Analysts cite three main reasons behind this divergence in RPE and digital share of business. First, since each company defines “digital" differently, they are in a quandary when they try to draw comparisons between firms.
Accenture clubs revenue from platforms, internet of things, cloud computing, cyber security and Accenture interactive under what the company calls digital and new. Cognizant does not include business from platforms under digital, while Wipro, unlike TCS and Infosys, does not count business from consulting as part of digital.
“How companies count digital revenue is not consistent," said Ray Wang, founder, Constellation Research.
Second, possible price cuts for their services and more offshoring. “Price cuts and different companies changing the mix of onshore-offshore work is a big reason behind these divergent RPE numbers," a Mumbai-based analyst at a foreign brokerage said on condition of anonymity.

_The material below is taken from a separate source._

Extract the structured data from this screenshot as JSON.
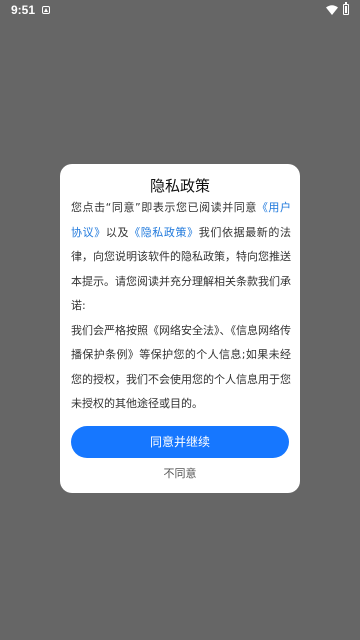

A possible third reason behind Accenture’s decline in RPE as against an improvement at home-grown IT firms could possibly be explained by different approaches followed by these companies: Accenture has bought digital piece by acquiring companies while Indian firms have tried to build it.
“The answer is simple—top digital talent demands higher salaries and Accenture has acquired 36 digital agencies, while their nearest rival, Cognizant, has bought 10. In addition, Accenture dominates in digital design, where most staff has to be onshore—and hence more expensive—while the Indian majors focus much more on the IT integration pieces," said Phil Fersht, chief executive of US-based HfS Research.
Email queries to Accenture, TCS and Infosys went unanswered. Cognizant declined to comment as the company is in a quiet period ahead of declaring its fourth-quarter earnings next month. A Wipro spokesperson declined to comment. “We expect that (RPE to improve)," Wipro’s chief operating officer, Bhanumurthy B.M. had said in an interview last week after the company declared its third-quarter earnings.